Chris Bartolomucci, a D.C. lawyer representing the state, disputed that claim.

“The bottom line on [the law’s] effect is that it’s not going to prevent any lawful voter from voting, whether white or black,” Bartolomucci said in an interview.

Since Barack Obama’s 2008 candidacy prompted record turnout by black voters, 34 state legislatures, most with Republican majorities, have taken up bills imposing stricter ID requirements, with 16 states passing laws. The laws vary widely, and only some of the states are among the 16 that fall wholly or partly under the Voting Rights Act, which requires the Justice Department to approve all election changes in those covered places.

Voter-ID laws in South Carolina and Texas are among the most high-profile because they are under court challenge and because of those states’ segregationist histories.

A federal court last month rejected the Texas voter-ID law, and the U.S. Supreme Court will probably decide its fate, possibly in tandem with the South Carolina law.

South Carolina sued Holder over his rejection of its law, which Gov. Nikki Haley (R) signed in May 2011, and the trial last month in Washington featured five days of often dramatic testimony.

Under questioning from the three-judge panel hearing the case, Andino said the state would “give the benefit of the doubt” to voters who lack a driver’s license, a military ID or three other new forms of photo ID required by the law. Andino also said notaries would not charge those voters for signing affidavits citing a “reasonable impediment” to obtaining the IDs.

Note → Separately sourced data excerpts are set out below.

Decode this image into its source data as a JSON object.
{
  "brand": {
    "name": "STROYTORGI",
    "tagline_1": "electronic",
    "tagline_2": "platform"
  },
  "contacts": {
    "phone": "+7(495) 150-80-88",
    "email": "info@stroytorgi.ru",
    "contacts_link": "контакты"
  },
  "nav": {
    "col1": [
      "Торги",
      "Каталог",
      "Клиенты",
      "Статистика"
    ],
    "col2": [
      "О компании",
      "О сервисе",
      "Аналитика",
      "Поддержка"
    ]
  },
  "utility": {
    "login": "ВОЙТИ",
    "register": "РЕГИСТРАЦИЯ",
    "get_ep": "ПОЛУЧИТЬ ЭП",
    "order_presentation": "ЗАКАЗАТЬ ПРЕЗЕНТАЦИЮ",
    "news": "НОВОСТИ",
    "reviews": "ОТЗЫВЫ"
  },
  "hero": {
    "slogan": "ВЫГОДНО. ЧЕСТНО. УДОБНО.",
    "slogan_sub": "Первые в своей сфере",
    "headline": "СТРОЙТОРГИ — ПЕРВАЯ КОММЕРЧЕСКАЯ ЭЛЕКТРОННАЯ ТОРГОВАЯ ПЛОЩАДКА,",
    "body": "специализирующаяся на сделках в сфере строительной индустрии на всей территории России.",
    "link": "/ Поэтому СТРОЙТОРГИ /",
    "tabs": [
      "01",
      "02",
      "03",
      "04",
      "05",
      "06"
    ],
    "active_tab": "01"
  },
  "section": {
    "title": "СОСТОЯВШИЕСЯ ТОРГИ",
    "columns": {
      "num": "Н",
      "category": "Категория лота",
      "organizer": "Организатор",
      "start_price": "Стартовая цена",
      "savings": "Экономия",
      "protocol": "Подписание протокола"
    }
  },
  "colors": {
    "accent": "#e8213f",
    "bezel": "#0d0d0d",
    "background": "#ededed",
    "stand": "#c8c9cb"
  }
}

And she said the affidavits would not have to be notarized if a notary wasn’t available at the polling station where the voter was casting a ballot.

Opposing lawyers ripped the notary fees as a new type of poll tax, among the most odious of the former Jim Crow practices used mainly in Southern states to block African Americans from voting.

Beeney said the state’s more lenient explanations of how it would implement the law contradict its earlier positions and, in part, the law’s codified requirements.

“The state’s constantly shifting interpretation of the [voter-ID] act is characterized by multiple inconsistencies, contradictions and non-sequiturs,” Beeney said. “They literally are all over the map.”

The state’s most recent pledges that it will abide by Andino’s testimony toward the end of the trial last month puts her squarely in the crosshairs.

“Ms. Andino’s efforts to rewrite the voter law so that it doesn’t disenfranchise minorities are certainly admirable, but South Carolina law provides no legal basis for Ms. Andino to interpret the voter-ID law, much less provide an authoritative interpretation,” Beeney said.

Wilson, the South Carolina attorney general, expressed confidence that the state will prevail.

“This law was passed almost a year-and-a-half ago,” Wilson said. “South Carolina looks forward to oral arguments on Monday and to the court’s final decision.”

If the three-judge panel upholds the voter-ID law in a ruling expected next month, it technically would be in effect in South Carolina for the Nov. 6 elections, but Wilson told the court that such a decision would come too late to apply it.

If the judicial panel rejects the voter-ID law, a high-court ruling would all but certainly come after the elections, so it wouldn’t be in place Election Day.